The euro was near one-month peaks against its US rival after it successfully cleared three daunting risk events over the past week. A week ago, the European Central Bank sounded less dovish in acknowledging the bloc’s better economic footing which caused the central bank president, Mario Draghi, to play down prospects of stronger stimulus. The Fed raised rates but did not let the hawks loose in not forecasting a faster pace of rate hikes this year. The Dutch election marked a significant win for the European establishment, suggesting a reduced threat of a far-right, anti-EU candidate winning France’s presidential vote in spring.

GBP

The sterling surged to two-week highs after a Bank of England official voted for an inflation-suppressing interest rate hike.

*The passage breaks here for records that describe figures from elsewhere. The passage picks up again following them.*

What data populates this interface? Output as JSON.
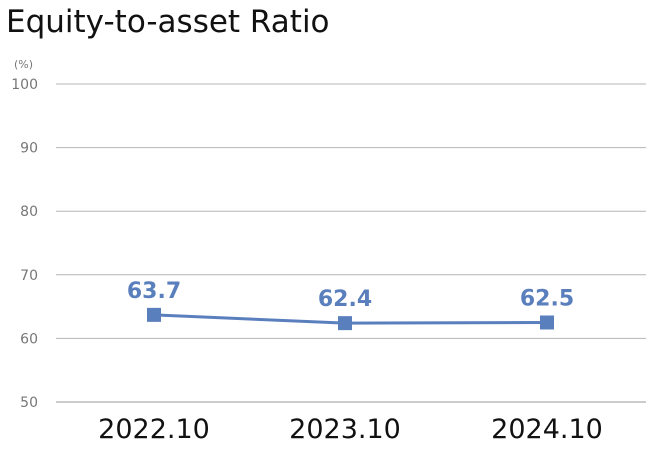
{
  "chart_data": {
    "type": "line",
    "title": "Equity-to-asset Ratio",
    "unit_label": "(%)",
    "categories": [
      "2022.10",
      "2023.10",
      "2024.10"
    ],
    "series": [
      {
        "values": [
          63.7,
          62.4,
          62.5
        ]
      }
    ],
    "data_labels": [
      "63.7",
      "62.4",
      "62.5"
    ],
    "ylim": [
      50,
      100
    ],
    "yticks": [
      50,
      60,
      70,
      80,
      90,
      100
    ],
    "grid": true,
    "legend": "none",
    "colors": {
      "line": "#5a7fbd",
      "grid": "#b5b5b5",
      "axis": "#9a9a9a"
    }
  }
}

But Kristin Forbes, external member of the Monetary Policy Committee of the Bank of England, was outnumbered as the rest of her eight colleagues voted to keep Britain’s base rate unchanged at 0.25 per cent amid heightened uncertainty ahead of the country’s impending divorce from the EU. Nevertheless, the surprise dissenting vote suggested area lending rates had hit bottom and the next move would be higher. Officials upgraded their forecast for first quarter growth but said that wage growth had been ‘notably softer’, posing an obstacle to higher rates.

USD

The US dollar steadied after a Fed-inspired fall the day before. As the dust settles from the Fed’s third rate hike in a decade and its reaffirming of two more this year, the dollar’s dip is prone to give way to renewed buying at better levels given its still sunny outlook and continued political uncertainty in Europe. Sturdy US fundamentals were on display in US data on Thursday showing fewer jobless claims and better-than-expected news on the Philly Fed index of Mid-Atlantic manufacturing, outcomes supportive of multiple US rate hikes this year.